Y ahí no acababa la cosa. Para su espectacular última aparición, Freddie se plantó en el escenario envuelto en el plato fuerte monárquico de la diseñadora Diana Moseley: una capa con cola de terciopelo bordeada de armiño, y luciendo una corona al estilo coronación. La inimitable versión de Brian de God Save the Queen atronó por todo el estadio como acompañamiento, ante un estruendo de aplausos. Aquella secuencia, que se grabó por primera vez en 1974 para A Night at the Opera, el cuarto álbum de Queen, y que desde entonces se había interpretado como colofón en casi todos los conciertos del grupo, no era en absoluto inesperada, pero de alguna manera sonó más majestuosa que nunca en aquel rincón de un campo extranjero.

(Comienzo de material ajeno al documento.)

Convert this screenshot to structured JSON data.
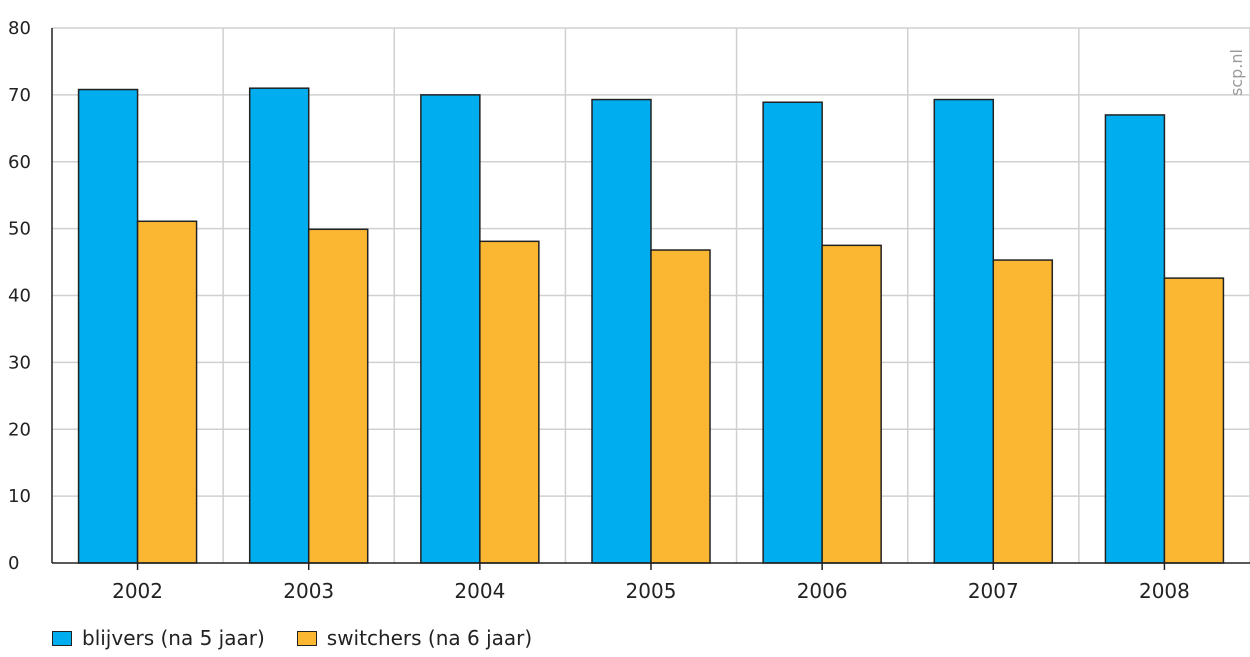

“Aquel fue nuestro concierto más complicado y más estimulante”, nos dijo Brian más tarde en el backstage.

¿Y nosotros, los periodistas? Ya lo habíamos visto todo antes. Éramos demasiado displicentes, bien lo sabe Dios. Ni siquiera habíamos pagado por la entrada. Lo que acabábamos de ver, y lo supimos a la mañana siguiente, cuando se nos había pasado el efecto del champán, era sólo otro demoledor concierto de Queen. Llevábamos años dando por descontado la brillantez del grupo. ¿Por qué íbamos a cambiar? El asombro, el ambiente, aquella magia como de mañana de Navidad, había emanado enteramente del público húngaro. Para aquellos fans, muchos de los cuales habían dado el salario de cuatro semanas a cambio de aquel privilegio, seguirá siendo el espectáculo más fenomenal que han visto en su vida.

El cantante más grande del rock había vuelto a triunfar. Fue, ojalá lo hubiéramos sabido, una victoria pírrica. La ironía del título de la gira empezaba a quedar patente. Para Freddie, fue una premonición. La magia de aquella noche emocionó a todo el mundo menos a él.